A few months ago, we received a shocking request from one of our clients to allow IP-only or partial IP fingerprinting attribution. We refused to do it because it would have generated a massive amount of false positive attributions. His answer to that was even more shocking: he said that it would significantly increase ROI and he would receive a bonus… (hey, at least he was being honest…). He also mentioned that this ‘feature’ was available on other attribution platforms.
Indeed, we discovered that another attribution platform allows IP-only and, even worse, partial IP-based attribution! While fingerprints can be both unique and accurate, many are not. In this context, it’s vital to understand that some IP addresses can serve up to tens of thousands of different devices at once, while a partial IP can serve as many as hundreds of thousands (!) of devices – usually 3/4G networks. When this happens, attribution is extremely inaccurate because of false positives, which ultimately lead to millions of dollars in losses.

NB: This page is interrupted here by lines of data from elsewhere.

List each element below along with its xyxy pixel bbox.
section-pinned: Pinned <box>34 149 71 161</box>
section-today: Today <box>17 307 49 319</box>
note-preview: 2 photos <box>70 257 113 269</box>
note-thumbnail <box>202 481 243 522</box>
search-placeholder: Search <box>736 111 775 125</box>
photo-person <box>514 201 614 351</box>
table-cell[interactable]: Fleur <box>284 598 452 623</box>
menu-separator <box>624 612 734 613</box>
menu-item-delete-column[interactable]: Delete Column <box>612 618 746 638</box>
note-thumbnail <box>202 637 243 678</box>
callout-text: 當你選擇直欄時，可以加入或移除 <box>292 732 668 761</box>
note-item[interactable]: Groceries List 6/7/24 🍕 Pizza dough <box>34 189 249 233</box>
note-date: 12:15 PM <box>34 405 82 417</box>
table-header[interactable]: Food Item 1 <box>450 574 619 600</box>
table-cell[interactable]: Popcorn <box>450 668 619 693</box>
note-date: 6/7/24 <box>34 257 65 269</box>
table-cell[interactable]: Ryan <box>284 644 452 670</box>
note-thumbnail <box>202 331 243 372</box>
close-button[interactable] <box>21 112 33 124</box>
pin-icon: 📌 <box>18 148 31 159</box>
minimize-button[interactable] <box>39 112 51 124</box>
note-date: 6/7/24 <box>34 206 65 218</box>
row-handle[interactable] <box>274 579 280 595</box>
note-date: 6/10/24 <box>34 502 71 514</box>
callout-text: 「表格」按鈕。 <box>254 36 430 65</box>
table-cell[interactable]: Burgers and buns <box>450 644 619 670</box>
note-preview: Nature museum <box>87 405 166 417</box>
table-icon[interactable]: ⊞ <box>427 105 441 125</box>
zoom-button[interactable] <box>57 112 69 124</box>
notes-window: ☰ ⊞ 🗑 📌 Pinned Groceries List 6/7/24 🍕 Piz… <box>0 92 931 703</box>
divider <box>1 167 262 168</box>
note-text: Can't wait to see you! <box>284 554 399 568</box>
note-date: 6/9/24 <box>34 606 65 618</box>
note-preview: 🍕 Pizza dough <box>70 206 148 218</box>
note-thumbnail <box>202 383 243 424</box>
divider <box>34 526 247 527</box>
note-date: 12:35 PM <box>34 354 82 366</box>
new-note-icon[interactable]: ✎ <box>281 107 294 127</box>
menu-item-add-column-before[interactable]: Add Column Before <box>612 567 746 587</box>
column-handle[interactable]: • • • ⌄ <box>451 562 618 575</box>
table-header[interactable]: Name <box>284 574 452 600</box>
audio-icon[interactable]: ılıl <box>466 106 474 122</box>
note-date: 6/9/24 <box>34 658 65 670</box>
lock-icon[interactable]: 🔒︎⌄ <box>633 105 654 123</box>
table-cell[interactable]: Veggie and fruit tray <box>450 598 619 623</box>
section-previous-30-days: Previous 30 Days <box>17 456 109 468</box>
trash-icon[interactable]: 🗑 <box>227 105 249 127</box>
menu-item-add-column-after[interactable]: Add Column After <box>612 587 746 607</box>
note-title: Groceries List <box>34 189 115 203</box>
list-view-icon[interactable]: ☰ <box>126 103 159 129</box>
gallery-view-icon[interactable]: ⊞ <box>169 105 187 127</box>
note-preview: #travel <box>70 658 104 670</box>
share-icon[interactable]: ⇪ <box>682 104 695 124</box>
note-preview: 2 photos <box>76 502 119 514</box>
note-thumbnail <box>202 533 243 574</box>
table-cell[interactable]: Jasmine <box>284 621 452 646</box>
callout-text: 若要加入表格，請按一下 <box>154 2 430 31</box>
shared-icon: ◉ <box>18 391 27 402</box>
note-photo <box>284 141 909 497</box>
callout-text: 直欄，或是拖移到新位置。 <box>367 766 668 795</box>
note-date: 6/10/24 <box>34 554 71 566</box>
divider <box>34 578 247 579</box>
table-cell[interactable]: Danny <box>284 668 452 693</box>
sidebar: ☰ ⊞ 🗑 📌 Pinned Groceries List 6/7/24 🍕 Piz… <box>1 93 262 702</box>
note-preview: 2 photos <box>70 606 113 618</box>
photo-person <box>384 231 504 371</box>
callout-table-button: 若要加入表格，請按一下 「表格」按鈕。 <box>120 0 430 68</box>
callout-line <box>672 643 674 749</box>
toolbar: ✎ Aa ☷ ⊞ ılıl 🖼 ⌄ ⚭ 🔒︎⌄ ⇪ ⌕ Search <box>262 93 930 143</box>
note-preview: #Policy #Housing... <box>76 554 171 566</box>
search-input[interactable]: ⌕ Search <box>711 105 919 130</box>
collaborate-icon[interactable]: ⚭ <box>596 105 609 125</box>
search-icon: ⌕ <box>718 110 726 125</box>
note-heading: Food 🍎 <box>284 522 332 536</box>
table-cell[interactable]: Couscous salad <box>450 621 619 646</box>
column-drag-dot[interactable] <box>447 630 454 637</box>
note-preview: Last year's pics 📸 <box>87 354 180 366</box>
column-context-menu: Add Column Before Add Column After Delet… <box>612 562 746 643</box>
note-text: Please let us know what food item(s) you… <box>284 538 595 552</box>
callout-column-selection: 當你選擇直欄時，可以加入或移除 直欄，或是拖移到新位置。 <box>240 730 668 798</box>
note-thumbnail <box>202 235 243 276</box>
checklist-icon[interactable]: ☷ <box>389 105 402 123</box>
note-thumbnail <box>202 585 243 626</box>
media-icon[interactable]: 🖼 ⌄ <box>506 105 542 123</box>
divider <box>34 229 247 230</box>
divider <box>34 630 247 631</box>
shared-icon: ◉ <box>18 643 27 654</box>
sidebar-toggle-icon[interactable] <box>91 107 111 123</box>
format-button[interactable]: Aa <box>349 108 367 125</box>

To make matters worse, there are also ad networks that use IP or partial IP attribution with their attribution provider instead of the far more reliable and accurate Advertising ID. After all, it is difficult for an ad network to reject such large sums of money coming their way courtesy of an attribution provider and its massive loophole…
How can advertisers allow this hemorrhaging of cash? The problem is that cheap attribution platforms enable UA managers to either unintentionally make mistakes that they are not even aware of – when the UA manager simply does not know/does not understand how his attribution company attributes, or even intentionally – when the UA manager seeks to justify his spend decisions by delivering a volume of quality users (who are in fact mostly organic!)
Since attribution is our business and it is used to settle billions of dollars in mobile ad spend, we have invested heavily in NativeTrack™, our proprietary fingerprinting solution, which is essentially a waterfall algorithm. It is used as a fallback mechanism, when other, more deterministic identifiers like advertising ID, store referrer etc. are not available.
NativeTrack™ is the only fingerprinting solution that is based on fingerprint uniqueness to perform attribution. By leveraging our scale and market share, we detect IP addresses that should not be used for fingerprinting and remove them from our attribution engine. After all, fingerprints are not born equal and thanks to our scale, we are able to calculate the uniqueness of each appearance and apply it into the attribution algorithm to minimize false positives.
The bottom line is that measurement is a double-edged sword: it is a powerful thing, but only when the data is accurate. When it’s not, it can become outright dangerous to an app’s financial stability!
I urge all UA managers, VPs of Marketing, CMOs, CEOs to review their attribution partner and put an end to this massive loss of money. AppsFlyer is a truly unbiased and independent attribution authority, and our only clients are the advertisers. Because we take this responsibility very seriously, we used a significant amount of resources to create NativeTrack™ so that we can offer the market’s most accurate attribution solution to help marketers excel at their jobs.